In relation to AI and machine learning, SNNs provide several advantages over modern computing paradigms for tasks which mimic the conditions in which they naturally evolved. Because SNNs process data over time in a continuous manner, they are well-suited to applications situated in real-time environments with single inference and learning instances presented at a time (such as event-based signal processing [74]). In addition, the spread of information over time allows multiple forms of memory at different time-scales similar to the human distinction between working [75], short-term [76], and long-term memories. Neuromorphic sensing and robotics are a common direction of applications of SNNs; for example, an adaptive robotic arm controller can provide reliable motor control as actuators wear down [77]. More speculatively, future devices might exploit these properties in the context of live audio and natural language processing for voice assistants, live-captioning services, or audio separation; similarly SNNs can be used for live video and lidar processing in autonomous vehicles or surveillance systems. SNNs are not ideal for batched computation—in which multiple training samples are computed in parallel and averaged for parallelism in training—however, data centers may still make use of the increased computational parallelism in tasks like the nearest-neighbor search which can be performs in constant time, $O(1)$, on neuromorphic chips like Loihi [78].
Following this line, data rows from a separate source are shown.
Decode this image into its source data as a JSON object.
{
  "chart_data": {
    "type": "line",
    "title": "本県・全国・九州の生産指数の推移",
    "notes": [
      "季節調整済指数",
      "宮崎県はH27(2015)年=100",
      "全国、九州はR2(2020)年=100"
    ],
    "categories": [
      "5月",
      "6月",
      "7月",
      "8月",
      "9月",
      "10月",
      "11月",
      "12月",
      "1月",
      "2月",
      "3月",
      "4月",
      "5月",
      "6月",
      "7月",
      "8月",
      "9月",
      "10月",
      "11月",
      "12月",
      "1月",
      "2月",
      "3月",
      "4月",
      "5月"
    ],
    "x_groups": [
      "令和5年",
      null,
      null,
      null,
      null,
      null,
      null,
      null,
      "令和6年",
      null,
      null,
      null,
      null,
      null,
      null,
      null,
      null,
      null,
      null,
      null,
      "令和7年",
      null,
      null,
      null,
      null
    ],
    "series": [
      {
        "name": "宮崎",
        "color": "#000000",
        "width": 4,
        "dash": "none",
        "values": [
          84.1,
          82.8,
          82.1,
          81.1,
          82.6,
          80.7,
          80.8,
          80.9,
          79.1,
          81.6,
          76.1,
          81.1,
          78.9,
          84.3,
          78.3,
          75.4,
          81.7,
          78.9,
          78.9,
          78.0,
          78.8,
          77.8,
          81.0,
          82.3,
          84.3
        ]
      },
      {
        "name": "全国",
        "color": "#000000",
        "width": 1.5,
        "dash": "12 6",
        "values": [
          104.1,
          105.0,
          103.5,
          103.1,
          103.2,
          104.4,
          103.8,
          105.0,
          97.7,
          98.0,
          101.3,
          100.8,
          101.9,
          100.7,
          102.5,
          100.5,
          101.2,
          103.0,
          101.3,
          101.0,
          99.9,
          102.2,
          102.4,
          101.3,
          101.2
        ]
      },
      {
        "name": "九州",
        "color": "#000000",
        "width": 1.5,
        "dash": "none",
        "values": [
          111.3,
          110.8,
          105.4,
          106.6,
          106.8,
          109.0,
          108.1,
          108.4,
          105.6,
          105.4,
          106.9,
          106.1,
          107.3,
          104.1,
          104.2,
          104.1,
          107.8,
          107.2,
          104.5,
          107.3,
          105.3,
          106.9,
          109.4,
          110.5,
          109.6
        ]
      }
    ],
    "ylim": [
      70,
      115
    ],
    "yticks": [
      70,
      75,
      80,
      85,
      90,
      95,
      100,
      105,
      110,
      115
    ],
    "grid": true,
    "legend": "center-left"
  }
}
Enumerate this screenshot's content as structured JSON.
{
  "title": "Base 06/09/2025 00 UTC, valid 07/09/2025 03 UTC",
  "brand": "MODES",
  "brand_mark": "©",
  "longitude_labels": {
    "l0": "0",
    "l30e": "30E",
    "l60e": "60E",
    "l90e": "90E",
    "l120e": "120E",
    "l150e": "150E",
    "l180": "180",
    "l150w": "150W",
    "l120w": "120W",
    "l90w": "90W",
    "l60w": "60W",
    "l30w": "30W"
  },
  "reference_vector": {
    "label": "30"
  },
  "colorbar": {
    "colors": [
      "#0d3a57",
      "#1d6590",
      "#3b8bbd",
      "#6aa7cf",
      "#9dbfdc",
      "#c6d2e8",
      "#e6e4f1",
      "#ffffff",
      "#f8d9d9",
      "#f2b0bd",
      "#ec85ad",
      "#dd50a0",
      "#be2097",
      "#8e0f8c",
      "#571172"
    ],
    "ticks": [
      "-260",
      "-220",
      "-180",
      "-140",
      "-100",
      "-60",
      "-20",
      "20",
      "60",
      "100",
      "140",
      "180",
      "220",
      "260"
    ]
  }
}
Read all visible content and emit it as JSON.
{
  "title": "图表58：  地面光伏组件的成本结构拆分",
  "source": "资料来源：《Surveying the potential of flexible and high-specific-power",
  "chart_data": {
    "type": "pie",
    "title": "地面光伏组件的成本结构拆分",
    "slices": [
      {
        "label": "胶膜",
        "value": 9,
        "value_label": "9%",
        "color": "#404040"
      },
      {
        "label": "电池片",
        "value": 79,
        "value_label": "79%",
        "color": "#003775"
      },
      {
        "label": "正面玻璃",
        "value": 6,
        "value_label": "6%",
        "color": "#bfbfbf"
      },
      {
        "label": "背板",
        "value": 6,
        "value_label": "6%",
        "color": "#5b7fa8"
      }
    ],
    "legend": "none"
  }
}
A major challenge of many modern DNN and reinforcement learning (RL) agents is the development of abstract, transformation-invariant representations of objects relevant to the task. In classification tasks, a neural network must transform its input space into a representation which most clearly separates each labeled class. Similarly, RL agents must be able to process their input space into a representation that best accentuates the value of potential actions. Predictive error-driven learning, modeled after the work of O’Reilly [52], has the potential to autonomously build deep hierarchies of abstraction for a given input space. For example, a learning agent could implicitly learn physical properties of the world such as gravity, buoyancy, and contact forces simply by observing its environment. In combination with complimentary learning systems for memory [79] and RL models based on the basal ganglia [80], a neuromorphic learning agent may be capable of replicating simple navigation and foraging behaviors which require the flexible application of knowledge and memory. Such a model could provide key insights for the development of self-motivated learning agents that exploit hierarchical representations to solve reinforced tasks. Developing dedicated spiking neuromorphic hardware and taking advantage of the energy-efficient and scalable photonic devices will allow the development of larger models and new computational paradigms. These developments can be applied in dynamic, noisy environments that are not well-handled by today’s machine learning efforts.